The US Arc of Economic Evolution Gone Awry

Editors’ Note: Occasionally we come across ideas authored by other individuals that fundamentally represent a clear picture of the economic struggles and debates that embroil the current national dialogue. Recently (April 21, 2019), The New York Times published an OpEd article by Joseph Stiglitz, famed American economist and recipient of the Nobel Prize in Economic Sciences, that neatly summarized a number of economic phenomena within our nation’s history. The excerpts speak for themselves.

Related image Standards of living began to improve in the late 18th century for two reasons: the development of science (we learned how to learn about nature and used that knowledge to increase productivity and longevity) and developments in social organization (as a society, we learned how to work together through institutions like the rule of law and democracies with checks and balances).

Key to both were systems of assessing and verifying the truth. The real and long-lasting danger of the Trump presidency is the risk it poses to these pillars of our economy and society, its attack on the very idea of knowledge and expertise, and its hostility to institutions that help us discover and assess the truth. 

America arrived at this sorry state of affairs because we forgot that the true source of the wealth of a nation is the creativity and innovation of its people. One can get rich either by adding to the nation’s economic pie or by grabbing a larger share of the pie by exploiting others – abusing, for instance, market power or informational advantages. We confused the hard work of wealth creation with wealth-grabbing.

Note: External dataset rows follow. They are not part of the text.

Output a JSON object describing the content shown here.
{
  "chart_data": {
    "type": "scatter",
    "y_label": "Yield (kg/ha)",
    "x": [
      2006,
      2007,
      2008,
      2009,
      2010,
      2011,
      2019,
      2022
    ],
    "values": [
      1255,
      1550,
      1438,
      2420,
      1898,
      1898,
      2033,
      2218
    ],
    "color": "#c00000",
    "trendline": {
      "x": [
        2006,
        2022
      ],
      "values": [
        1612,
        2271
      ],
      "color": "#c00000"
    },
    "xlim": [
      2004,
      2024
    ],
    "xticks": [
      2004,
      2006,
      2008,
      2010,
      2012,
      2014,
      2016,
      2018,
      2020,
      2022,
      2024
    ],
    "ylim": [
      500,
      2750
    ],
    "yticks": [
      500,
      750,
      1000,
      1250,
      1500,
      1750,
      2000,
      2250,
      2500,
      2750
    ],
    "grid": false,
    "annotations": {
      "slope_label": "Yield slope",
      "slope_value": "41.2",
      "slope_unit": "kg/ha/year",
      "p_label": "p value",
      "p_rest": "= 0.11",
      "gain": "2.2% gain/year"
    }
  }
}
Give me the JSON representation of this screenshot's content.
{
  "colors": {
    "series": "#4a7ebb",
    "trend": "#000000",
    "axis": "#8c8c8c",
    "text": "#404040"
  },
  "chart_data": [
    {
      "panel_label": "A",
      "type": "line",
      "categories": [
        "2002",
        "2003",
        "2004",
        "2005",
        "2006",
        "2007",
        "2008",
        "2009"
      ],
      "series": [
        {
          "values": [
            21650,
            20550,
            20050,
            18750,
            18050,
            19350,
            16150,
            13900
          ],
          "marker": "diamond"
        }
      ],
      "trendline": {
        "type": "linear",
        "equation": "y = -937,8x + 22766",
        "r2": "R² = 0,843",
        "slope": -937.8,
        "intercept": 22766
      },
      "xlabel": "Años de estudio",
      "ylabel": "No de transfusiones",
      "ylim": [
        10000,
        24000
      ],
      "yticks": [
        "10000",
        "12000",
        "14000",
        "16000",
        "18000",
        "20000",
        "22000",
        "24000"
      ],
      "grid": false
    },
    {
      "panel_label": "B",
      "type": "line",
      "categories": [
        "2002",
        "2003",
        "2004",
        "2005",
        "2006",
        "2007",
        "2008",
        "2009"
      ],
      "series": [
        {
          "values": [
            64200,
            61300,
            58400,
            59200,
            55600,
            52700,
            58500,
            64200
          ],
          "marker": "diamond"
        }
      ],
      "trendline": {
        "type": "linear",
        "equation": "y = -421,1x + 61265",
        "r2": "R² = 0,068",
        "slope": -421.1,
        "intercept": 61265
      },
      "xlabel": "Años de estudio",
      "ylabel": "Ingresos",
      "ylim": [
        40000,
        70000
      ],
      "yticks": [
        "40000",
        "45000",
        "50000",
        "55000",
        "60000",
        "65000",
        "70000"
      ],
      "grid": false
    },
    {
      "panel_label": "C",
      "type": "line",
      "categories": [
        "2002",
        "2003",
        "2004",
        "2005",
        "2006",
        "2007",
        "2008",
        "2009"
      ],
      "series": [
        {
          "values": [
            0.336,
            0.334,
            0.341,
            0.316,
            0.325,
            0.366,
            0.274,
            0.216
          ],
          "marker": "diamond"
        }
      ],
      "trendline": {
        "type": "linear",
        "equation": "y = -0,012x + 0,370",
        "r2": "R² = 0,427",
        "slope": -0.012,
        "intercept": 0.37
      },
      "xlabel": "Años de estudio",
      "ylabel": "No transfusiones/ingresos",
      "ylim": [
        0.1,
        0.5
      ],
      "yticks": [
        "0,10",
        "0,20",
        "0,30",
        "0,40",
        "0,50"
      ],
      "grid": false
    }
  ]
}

Last week, VoxFairfax offered an article with similar themes, noting that another confusion was plaguing economic discourse – between capitalism and socialism and the fallacious notion that contemporary political choices represented a binary option of them [Mythology in Economics and Politics, VoxFairfax, April 22, 2019; https://voxfairfax.com/2019/04/22/mythology-in-eco…ics-and-politics/]. Stiglitz’s insight moves the discussion past that fallacy and that of the “invisible hand” of Adam Smith as the force and rationale for economic prosperity. The conclusion to his article set out a paradigm with a different choice:

…our exploitive capitalism has shaped who we are as individuals and as a society. The rampant dishonesty we’ve seen from Wells Fargo and Volkwagen or from members of the Sackler family as they promoted drugs they knew were addictive – this is what is to be expected in a society that lauds the pursuit of profits as leading, to quote Adam smith, “as if by an invisible hand,” to the well-being of society, with no regard to whether those profits derive from exploitation or wealth creation.